Sono partiti tra ieri e oggi dalla Base di Pronto Intervento Umanitario delle Nazioni Unite di Brindisi (UNHRD), su istruzione del Ministro degli esteri Giulio Terzi, aiuti della Cooperazione Italiana per la cura delle popolazioni siriane colpite dall’emergenza umanitaria collegata alle violenze in corso nel Paese.Kit medici per il trattamento di oltre 30.000 persone arriveranno direttamente a Damasco, dove saranno presi in consegna dall’UNHCR (l’organismo delle Nazioni Unite che si occupa dei rifugiati), per la loro successiva distribuzione tramite la Mezzaluna Rossa siriana (SARC). Ad Amman materiale per la cura di 20.000 pazienti sarà distribuito dall’Ambasciata d’Italia e dal personale della Cooperazione italiana, nelle località giordane di Mafraq e Ramtha, dove circa 21.000 profughi siriani si sono rifugiati per sfuggire agli attacchi.

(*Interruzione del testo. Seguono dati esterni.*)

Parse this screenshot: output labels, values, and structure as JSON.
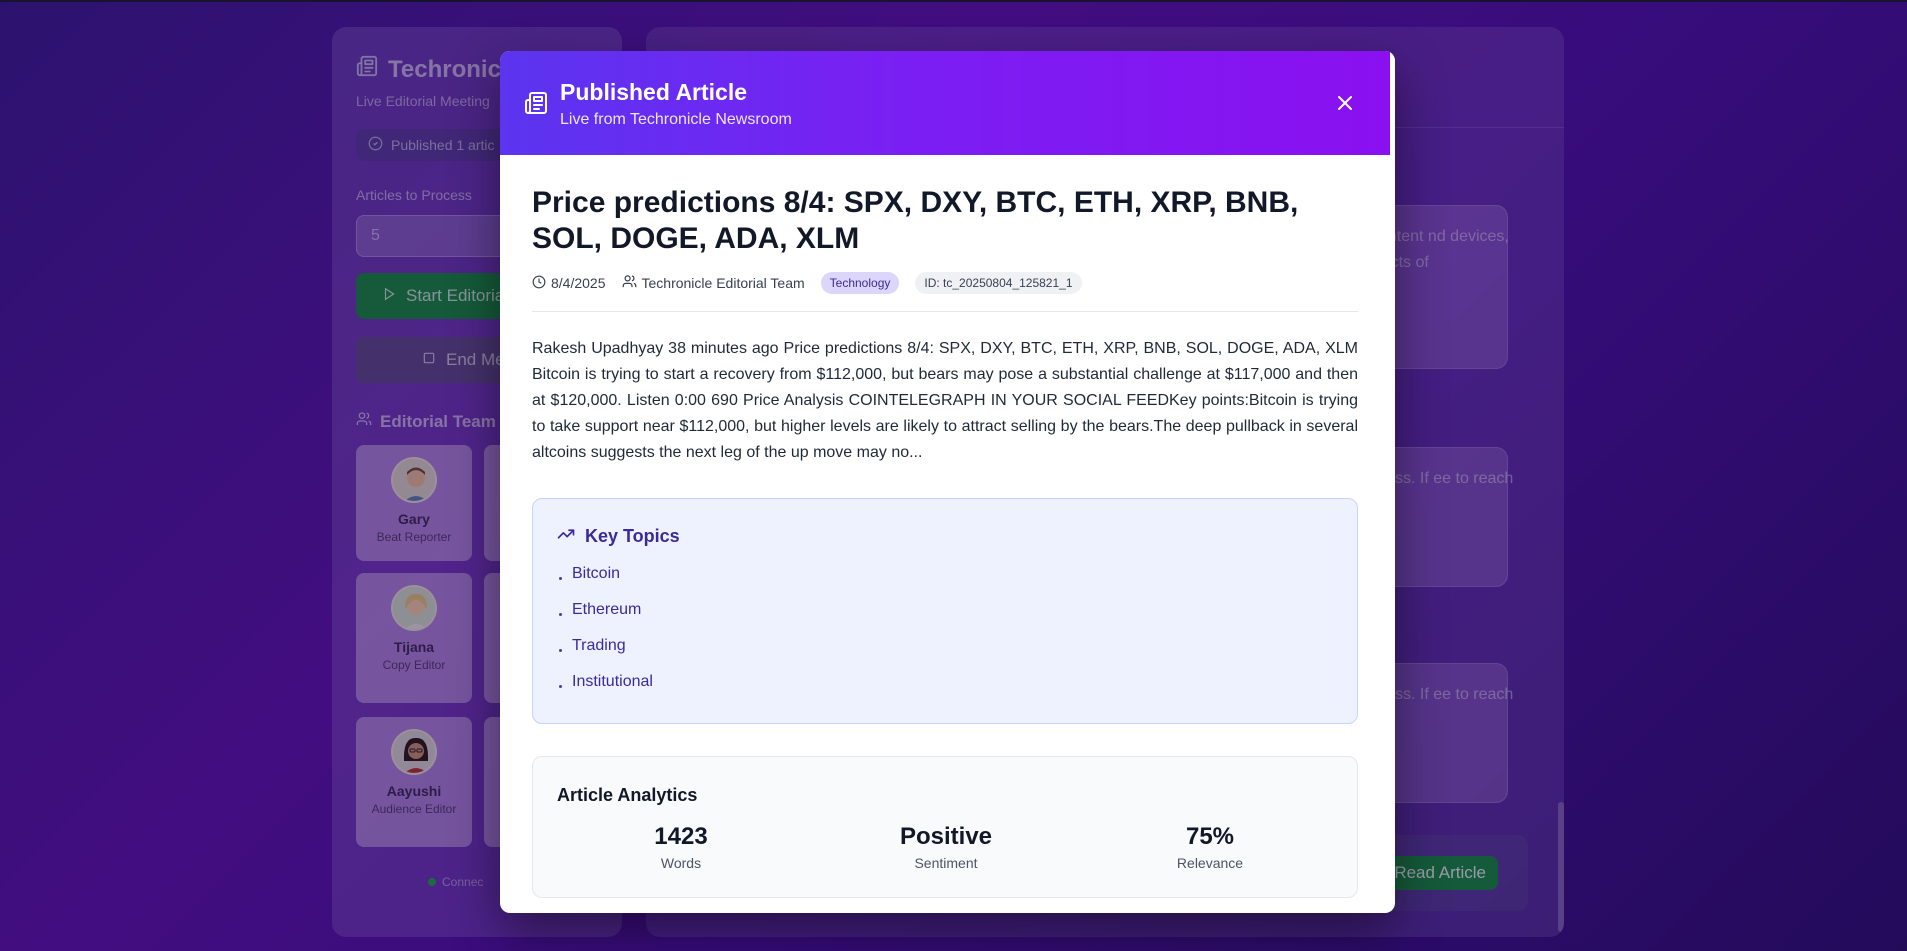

Sul fronte politico-diplomatico mentre si lavora all’Onu per una nuova risoluzione si intensificano i colloqui bilaterali, in particolare tra i Paesi e le Organizzazioni di Paesi che fanno parte del Gruppo degli Amici della Siria. Il Ministro Giulio Terzisi è incontrato alla Farnesina con ilSegretario Generale della Lega Araba Nabil El Araby. La Siria è sprofondata nel “precipizio di una guerra civile” – ha detto il Ministro – e quindi bisogna attuare un “percorso credibile per una soluzione politica”, in cui la Russia abbia un ruolo “fondamentale”.
Nessuno auspica un intervento militare
La crisi in Siria “rischia di debordare sui paesi vicini, di avere conseguenze molto gravi”, ha spiegato Terzi, sottolineando tuttavia che “allo stato nessuno auspica un intervento militare”. Al momento “ci si pone il problema di come rafforzare la missione degli osservatori dandole maggiore ampiezza operativa, consistenza e capacità di difendersi”, ma questo è “condizionato dalla volontà di Damasco di accettare una vera forza di pace”, ha puntualizzato.
Terzi e El Araby hanno affrontato i seguiti della riunione di Istanbul degli ‘Amici della Siria’. L’obiettivo, ha spiegato il Ministro, è trovare una “presa concreta” del piano Annan che per ora non dà risultati” ma la cui applicazione è “urgente”, perché la popolazione è “continuamente massacrata”. In quest’ottica, è necessario un “richiamo più urgente” della comunità internazionale per la cessazione delle violenze e l’avvio di un processo di transizione”.
Apporto Russia fondamentale
La soluzione della crisi passa anche da un “coinvolgimento costruttivo della Russia”, il cui apporto è “fondamentale” non solo per il ruolo nel Consiglio di sicurezza dell’Onu, ma anche per la politica di “reale rapporto” con Damasco. L’Italia, ha specificato il Ministro, “continua a lavorare su questo e sembra che ci sia una linea d’azione condivisa con gli altri attori regionali”, ha aggiunto, sottolineando che da Mosca “nelle ultime settimane” arrivano “segnali incoraggianti”.
Proprio la Russia lavora all’organizzazione di una conferenza internazionale per risolvere la crisi, con la partecipazione dell’Iran. Su questo capitolo il dibattito è aperto, ha riferito Terzi. Da una parte, Teheran è un “grande attore regionale” che avrebbe il titolo per essere coinvolto visto il suo “peso specifico”, dall’altro le sue posizioni “nette” su Israele e Libano e il nodo del dossier nucleare provocano “fortissime riserve da diversi attori”. Sull’Iran la Lega Araba non chiude. El Araby a questo proposito ha puntualizzato: “Personalmente credo che ogni paese che gioca un ruolo debba in qualche modo essere coinvolto, non necessariamente in incontri ufficiali”.
Le violenze in Siria vanno avanti da 15 mesi
Il Segretario Generale della Lega Araba ha quindi ammonito che “le violenze in Siria vanno avanti da 15 mesi e sono diventate insopportabili”. La Lega Araba chiede “l’inizio di un processo di riforme credibili e significative” e “ribadisce il sostegno al piano Annan”, ha aggiunto El Araby, ricordando che la comunità internazione sta lavorando all’idea di un gruppo di contatto sulla Siria, anche con Russia e Cina, che si potrebbe riunire a fine mese. L’obiettivo è fare pressioni sul regime di Damasco perché “la continuazione delle opzioni militari da parte del regime non porterà a nulla, ma solo a nuove morti, e nessuno può più sopportarlo”.